HealthDay News -- Medications commonly used to treat Parkinson's disease may raise the risk of impulse control disorders such as compulsive gambling, compulsive shopping, and/or hypersexuality, according to a new review published online in JAMA Internal Medicine.

To explore any risk for the development of impulse control issues, the study authors analyzed FDA data on 2.7 million domestic and foreign adverse drug events reported between 2003 and 2012. Of these, 1,580 events were specifically identified as involving what investigators categorized as "serious" impulse control scenarios, with about half involving American patients. The remaining cases involved patients in 21 other countries.

The study authors found that nearly 45% of these events (n=710) were linked directly to the use of any of six different dopamine receptor agonist medications, and most involved male patients (more than 65%) with an average age of 55 years. The other 55% of cases were associated with the use of other medications.

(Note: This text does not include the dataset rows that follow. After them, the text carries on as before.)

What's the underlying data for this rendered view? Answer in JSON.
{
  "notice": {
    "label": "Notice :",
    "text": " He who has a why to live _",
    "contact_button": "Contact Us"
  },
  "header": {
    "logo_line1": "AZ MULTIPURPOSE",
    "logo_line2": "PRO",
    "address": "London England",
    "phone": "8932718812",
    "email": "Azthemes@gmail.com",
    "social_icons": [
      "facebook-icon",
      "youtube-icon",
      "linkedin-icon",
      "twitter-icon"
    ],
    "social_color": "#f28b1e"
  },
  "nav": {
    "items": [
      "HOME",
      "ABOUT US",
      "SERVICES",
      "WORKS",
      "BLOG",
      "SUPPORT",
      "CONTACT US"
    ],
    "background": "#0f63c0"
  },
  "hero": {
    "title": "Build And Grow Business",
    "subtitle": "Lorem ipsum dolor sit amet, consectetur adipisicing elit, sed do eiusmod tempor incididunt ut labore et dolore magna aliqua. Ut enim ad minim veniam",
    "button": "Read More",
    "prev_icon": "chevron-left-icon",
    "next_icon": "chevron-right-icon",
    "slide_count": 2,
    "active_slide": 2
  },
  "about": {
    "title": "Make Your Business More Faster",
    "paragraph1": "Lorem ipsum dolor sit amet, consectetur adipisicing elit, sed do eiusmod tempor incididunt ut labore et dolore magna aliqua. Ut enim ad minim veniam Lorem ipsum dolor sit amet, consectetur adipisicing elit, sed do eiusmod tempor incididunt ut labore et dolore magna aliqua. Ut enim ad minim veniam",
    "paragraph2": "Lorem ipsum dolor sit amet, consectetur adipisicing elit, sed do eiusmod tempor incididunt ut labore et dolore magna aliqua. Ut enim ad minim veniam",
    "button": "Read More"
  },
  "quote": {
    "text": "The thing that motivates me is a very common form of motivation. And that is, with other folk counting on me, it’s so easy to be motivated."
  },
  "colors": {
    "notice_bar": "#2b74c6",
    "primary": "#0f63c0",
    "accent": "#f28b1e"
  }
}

More than 60% of the time, the impulse control cases involving dopamine receptor agonists involved patients with Parkinson's, whereas nearly a quarter involved patients with restless leg syndrome. Breaking it down, the team identified 628 instances of pathological gambling, 465 cases of hypersexuality, and 202 examples of compulsive shopping.

"What we have here is a striking example of a major problem in drug safety," study researcher Thomas Moore, a senior scientist with the Institute of Safe Medication Practices and a lecturer in epidemiology and biostatistics at George Washington University in Washington, DC, told HealthDay. "And that is the issue of how drugs can sometimes provoke psychiatric side effects that actually make people behave in extremely destructive and abnormal ways."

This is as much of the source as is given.